Доброкачественные сосудистые опухоли слизистой оболочки полости носа и придаточных пазух составляют 10% всех гемангиом области «голова—шея» и 25% всех неэпителиальных опухолей данной области, являясь самыми частыми среди неэпителиальных опухолей и занимая второе место вслед за эпителиальными новообразованиями [2]. В структуре же всех доброкачественных опухолей указанных зон их доля равна 7% [3].
Излюбленные места локализации сосудистых новообразований — кожа и слизистые оболочки. По сравнению со своими аналогами иных локализаций синоназальные гемангиомы имеют ряд морфологических признаков, обусловливающих их клиническое течение, терапию и прогноз. Это связано с особенностями васкуляризации слизистой оболочки верхних отделов дыхательного тракта, которая выполняет многочисленные функциональные задачи [4]. Васкуляризация слизистой оболочки носа отличается неравномерностью: имеются такие гиперваскулярные участки, как зона Киссельбаха (передненижний отдел носовой перегородки) и зона Литтля (область соединения хрящевой и костной частей носовой перегородки). Гиперваскулярность этих зон может сочетаться с неправильным строением сосудов в виде тонкостенных синусоидов либо кавернозных образований с мышечной стенкой, иметь разную степень выраженности, вплоть до картины определенной мальформации. Кроме того, в данных зонах при повышенном кровенаполнении местных кавернозных сосудов образуется полиповидное выбухание слизистой оболочки на широком основании — так называемое набухающее тело носовой перегородки (от англ. septal swell body). Некоторые исследователи считают это набухающее тело аналогом кавернозных тел носовых раковин, локализованным на перегородке носа [5]. Оно затрудняет носовое дыхание и требует хирургической коррекции. Нередко повреждения сосудов зоны Киссельбаха—Литтля становятся причиной повторяющихся носовых кровотечений. Данная область является также местом наиболее частой локализации сосудистых новообразований.
Типичный представитель сосудистой опухоли полости носа — лобулярная (дольчатая) капиллярная гемангиома (ЛКГ) [6]. Эта доброкачественная опухоль составляет 25% всех неэпителиальных опухолей верхнего дыхательного тракта. Вместе с тем 1/3 ЛКГ возникает в слизистой оболочке полости носа: в 60% случаев в зоне Литтля, в 20% — в вестибулярном отделе полости носа и в 20% — в носовых раковинах. В других публикациях эти цифры несколько разнятся, сохраняя указанную выше тенденцию к распределению по локализации [7, 8].

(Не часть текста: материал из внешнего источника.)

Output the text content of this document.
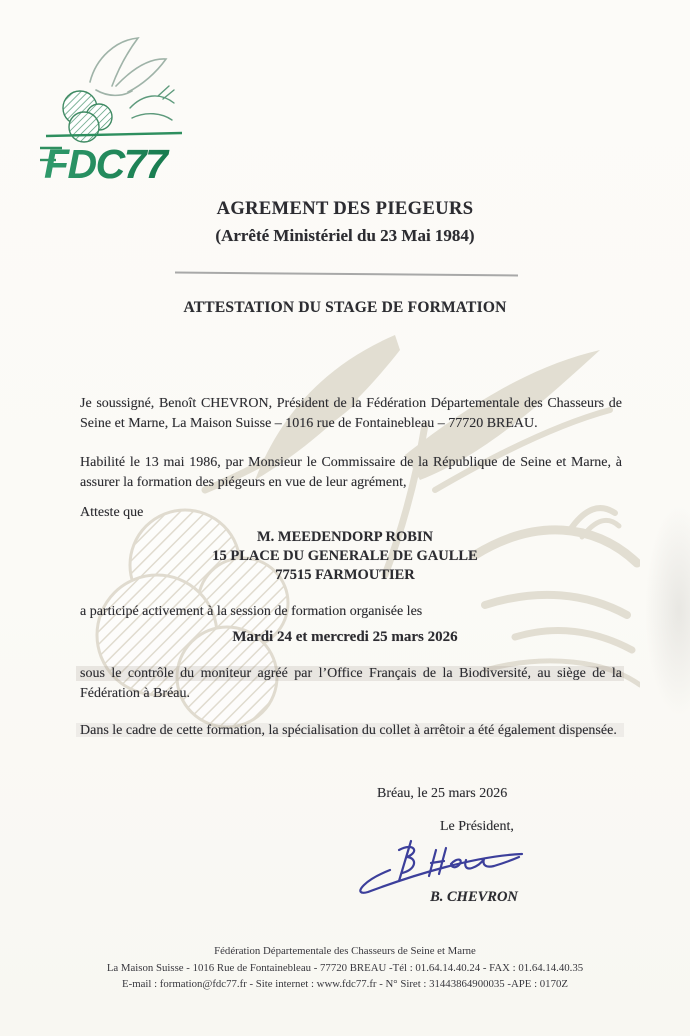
FDC77
AGREMENT DES PIEGEURS
(Arrêté Ministériel du 23 Mai 1984)
ATTESTATION DU STAGE DE FORMATION
Je soussigné, Benoît CHEVRON, Président de la Fédération Départementale des Chasseurs de Seine et Marne, La Maison Suisse – 1016 rue de Fontainebleau – 77720 BREAU.
Habilité le 13 mai 1986, par Monsieur le Commissaire de la République de Seine et Marne, à assurer la formation des piégeurs en vue de leur agrément,
Atteste que
M. MEEDENDORP ROBIN
15 PLACE DU GENERALE DE GAULLE
77515 FARMOUTIER
a participé activement à la session de formation organisée les
Mardi 24 et mercredi 25 mars 2026
sous le contrôle du moniteur agréé par l’Office Français de la Biodiversité, au siège de la Fédération à Bréau.
Dans le cadre de cette formation, la spécialisation du collet à arrêtoir a été également dispensée.
Bréau, le 25 mars 2026
Le Président,
B. CHEVRON
Fédération Départementale des Chasseurs de Seine et Marne
La Maison Suisse - 1016 Rue de Fontainebleau - 77720 BREAU -Tél : 01.64.14.40.24 - FAX : 01.64.14.40.35
E-mail : formation@fdc77.fr - Site internet : www.fdc77.fr - N° Siret : 31443864900035 -APE : 0170Z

Интересно, что гендерные различия по частоте развития ЛКГ проявляются в определенные возрастные периоды. Так, до 18 лет эта опухоль преобладает у лиц мужского пола, поражая подростков в возрасте около 15 лет, а в возрасте 18—39 лет чаще встречается у женщин, особенно в период беременности (гингивальный эпулид беременных). После 39 лет гендерные различия стираются [9]. В качестве этиологических факторов рассматриваются травма, гормональные изменения, в частности в период беременности, лучевые воздействия. Роль гормональных сдвигов в патогенезе ЛКГ подтверждает факт обратного развития данной опухоли по окончании беременности, а также ее образование у женщин, длительно принимавших оральные контрацептивы [10]. Пациенты жалуются на интермиттирующие безболезненные эпизоды эпистаксиса.

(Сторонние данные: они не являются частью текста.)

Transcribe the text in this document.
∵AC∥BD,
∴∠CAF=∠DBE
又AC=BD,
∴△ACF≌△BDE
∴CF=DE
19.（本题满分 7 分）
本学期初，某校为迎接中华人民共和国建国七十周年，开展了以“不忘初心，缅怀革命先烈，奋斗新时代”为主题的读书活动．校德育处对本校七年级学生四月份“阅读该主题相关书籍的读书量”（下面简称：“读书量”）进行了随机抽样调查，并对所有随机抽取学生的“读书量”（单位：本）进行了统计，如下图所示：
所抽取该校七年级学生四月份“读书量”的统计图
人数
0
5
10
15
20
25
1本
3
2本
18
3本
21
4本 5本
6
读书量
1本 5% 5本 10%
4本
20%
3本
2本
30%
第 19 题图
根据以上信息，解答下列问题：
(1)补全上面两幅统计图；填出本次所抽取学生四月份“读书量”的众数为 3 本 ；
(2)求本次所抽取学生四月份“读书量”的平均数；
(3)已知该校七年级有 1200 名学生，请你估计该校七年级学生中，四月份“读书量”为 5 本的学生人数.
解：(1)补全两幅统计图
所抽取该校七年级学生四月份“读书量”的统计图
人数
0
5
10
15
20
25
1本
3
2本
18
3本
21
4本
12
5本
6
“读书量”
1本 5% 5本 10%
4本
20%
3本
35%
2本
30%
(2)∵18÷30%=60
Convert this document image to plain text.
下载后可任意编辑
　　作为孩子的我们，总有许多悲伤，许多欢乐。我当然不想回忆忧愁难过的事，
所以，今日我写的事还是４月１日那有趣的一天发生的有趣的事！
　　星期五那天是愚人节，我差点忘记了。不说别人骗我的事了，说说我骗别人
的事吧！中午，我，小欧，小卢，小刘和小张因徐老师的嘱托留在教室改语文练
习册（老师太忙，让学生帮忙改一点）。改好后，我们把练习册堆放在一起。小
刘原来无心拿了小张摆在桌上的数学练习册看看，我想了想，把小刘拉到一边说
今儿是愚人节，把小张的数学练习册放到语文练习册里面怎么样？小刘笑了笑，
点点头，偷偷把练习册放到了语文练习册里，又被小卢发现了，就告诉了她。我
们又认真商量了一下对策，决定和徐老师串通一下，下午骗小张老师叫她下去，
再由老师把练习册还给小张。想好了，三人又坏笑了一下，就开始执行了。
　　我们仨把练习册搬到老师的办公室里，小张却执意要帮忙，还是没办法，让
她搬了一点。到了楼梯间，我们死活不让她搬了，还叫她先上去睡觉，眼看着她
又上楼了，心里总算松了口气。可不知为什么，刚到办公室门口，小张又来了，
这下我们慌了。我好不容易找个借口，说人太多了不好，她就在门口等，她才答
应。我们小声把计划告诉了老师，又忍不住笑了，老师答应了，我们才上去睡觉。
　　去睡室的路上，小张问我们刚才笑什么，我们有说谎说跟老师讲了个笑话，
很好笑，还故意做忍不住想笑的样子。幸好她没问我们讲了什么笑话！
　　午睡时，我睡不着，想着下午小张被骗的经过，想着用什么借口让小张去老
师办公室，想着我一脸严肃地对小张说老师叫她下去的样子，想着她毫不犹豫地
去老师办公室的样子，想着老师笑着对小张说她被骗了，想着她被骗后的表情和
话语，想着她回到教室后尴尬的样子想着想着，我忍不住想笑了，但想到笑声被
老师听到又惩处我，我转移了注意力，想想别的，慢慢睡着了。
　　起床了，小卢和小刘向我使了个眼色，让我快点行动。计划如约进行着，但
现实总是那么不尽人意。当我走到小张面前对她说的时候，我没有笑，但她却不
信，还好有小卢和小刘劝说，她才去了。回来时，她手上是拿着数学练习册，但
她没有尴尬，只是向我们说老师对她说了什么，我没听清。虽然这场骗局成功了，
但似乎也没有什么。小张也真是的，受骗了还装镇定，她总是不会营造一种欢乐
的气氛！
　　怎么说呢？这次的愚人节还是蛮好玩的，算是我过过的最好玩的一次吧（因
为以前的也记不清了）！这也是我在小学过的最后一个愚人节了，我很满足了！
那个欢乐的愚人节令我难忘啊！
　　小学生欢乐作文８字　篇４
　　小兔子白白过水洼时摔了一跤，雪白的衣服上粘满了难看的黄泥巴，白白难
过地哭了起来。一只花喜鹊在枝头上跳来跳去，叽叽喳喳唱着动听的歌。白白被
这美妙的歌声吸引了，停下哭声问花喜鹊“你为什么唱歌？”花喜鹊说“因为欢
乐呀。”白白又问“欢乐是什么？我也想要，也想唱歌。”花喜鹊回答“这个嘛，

Крупные образования могут стать причиной носовой обструкции. При риноскопическом исследовании видна полиповидная масса на широком основании красного или пурпурного цвета, часто сочетающаяся с изъязвлением покрывающей слизистой оболочки и желтовато-белыми наложениями фибринозного экссудата. Микроскопическое строение опухоли очень точно отражено в ее названии — ЛКГ. При малом увеличении архитектура опухоли представлена дольками различных размеров, образованными компактно расположенными тонкостенными сосудами капиллярного типа, концентрирующимися вокруг крупного сосуда (рис. 1, а,


Дифференциальный морфологический диагноз ЛКГ в фазе пиогенной гранулемы с грануляционной тканью основан на обнаружении дольчатых элементов опухоли за пределами участка, имитирующего грануляции. Клинически удаление пиогенной гранулемы, осуществляемое с помощью шейвера или каутеризацией, как правило, сопровождается рецидивированием и требует повторных вмешательств. Рецидивы связаны с неполным иссечением опухоли, которая не только не имеет капсулы, но и образует опухолевые дольки на некотором отдалении от основного массива, проявляя свойства новообразования с очагово-инфильтративным ростом. Кстати, такая форма роста свойственна и другим разновидностям сосудистых опухолей. Вследствие этого, несмотря на доброкачественный характер ЛКГ, рекомендуется удалять это сосудистое новообразование под эндоскопическим контролем с «пояском» здоровой слизистой оболочки [12]. У детей развитие ЛКГ иногда сопровождается аплазией носовых хрящей (перегородки, крыла носа), поэтому капиллярные гемангиомы носа у маленьких пациентов подлежат хирургическому удалению для предупреждения его деформации. Напротив, беременным рекомендуется не проводить хирургическое лечение гемангиомы, поскольку после разрешения беременности опухоль может регрессировать [13].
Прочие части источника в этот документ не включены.